A main attraction to visiting Italy is the grand, historical Roman Ruins. Places like the Roman Forum and Pompeii hold the keys to historians understanding the Roman Empire, and how it shaped Europe. There are many ruins throughout Italy, some more grand than others, and some not so well known. The many Roman ruins of Agrigento and well worth considering visiting if you are interested in ruins that show a clear transition from the Greek rulings to the Romans.
About the city:
Agrigento is situated in Sicily, and many ruins lie hidden amongst modern aspects of the city. Though popular for the array of Greek temples that stand on a local ridge, Roman occupation also produced a cave sanctuary, the Tomb of Theron, several necropolis and the Villa del Casale, which boasts the most exquisite and finely preserved examples of mosaic embellishments seen in Roman structures. Agrigento lies near the southwest coast of Sicily and guests may venture to the community by bus, train, taxi, ferry or flight.
The evolution of Agrigento’s rulers:
The Greeks established the ancient community sometime around 580 B.C. and was then known as Akragas. Romans conquered the community during the in 210 B.C. and renamed the area Agrigentum. Under Roman rule, the city prospered and at one time boasted a population of over 200,000 residents. All became Roman citizens following the demise of Julius Caesar in 44 B.C.

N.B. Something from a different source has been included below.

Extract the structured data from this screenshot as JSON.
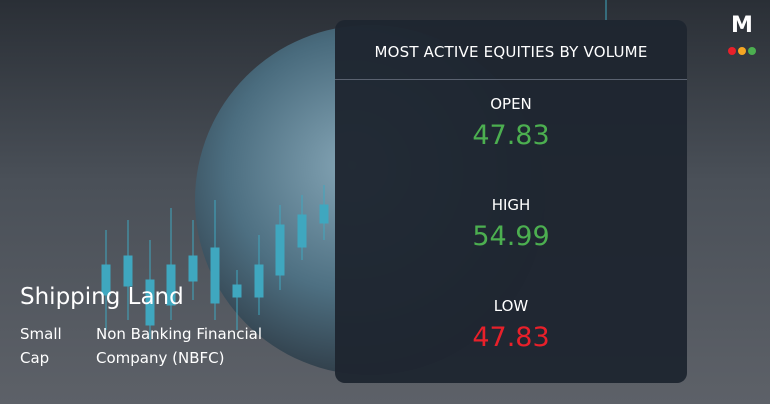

With the fall of the Roman Empire, the Ostrogothic Kingdom of Italy and the Byzantine Empire acquired control of the city. The name of the city evolved into Girgenti during medieval times and officially adopted the name Agrigento in 1927. Heading over to the Valley of the Temples, visitors get a glimpse of Roman culture blended with the heritage of the Greeks and Byzantines.
Sights to look out for:
West of the Temple of Concord, the one remaining preserved structure on the entire site, lies the garden of Villa Aurea and the location of a catacombs called the Grotte di Fragapane and the Necropoli Giambertoni. Past the main temple site stands the Tomb of Theron, a large pyramidal shaped rock monument that researchers believe commemorates the Roman casualties of the Second Puric War.
Approximately 1.5 kilometres beyond the Temple of Vulcan, visitors follow the bends in the road and arrive at a gate that signifies the Hellenistic-Roman Quarter excavation sites. During the 1960s, archaeologists uncovered these structures constructed sometime between the 3rd century B.C. and the 4th century A.D. The large area represents four parallel sections that open to the north.
Each quarter features the remnants of numerous ancient dwellings and shops that exhibit Byzantine, Hellenistic and Roman qualities. Upon entering some of the structures, visitors encounter floors richly decorated with mosaic pictures depicting animals, plants and geometric designs. The community displays advanced services that include channels, sewer systems, tanks and wells.
A Europe tour might continue a few kilometres outside of Piazza Amerina, where guests find the unique Villa Romana del Casale. Constructed during the beginning of the 4th century, the massive complex includes an ancient village that slowly grew around the main villa. The stunning and well-preserved mosaic collection remains the largest on the planet. Created by highly skilled North African artists, the illustrations display everything from daily life to battles and mythology.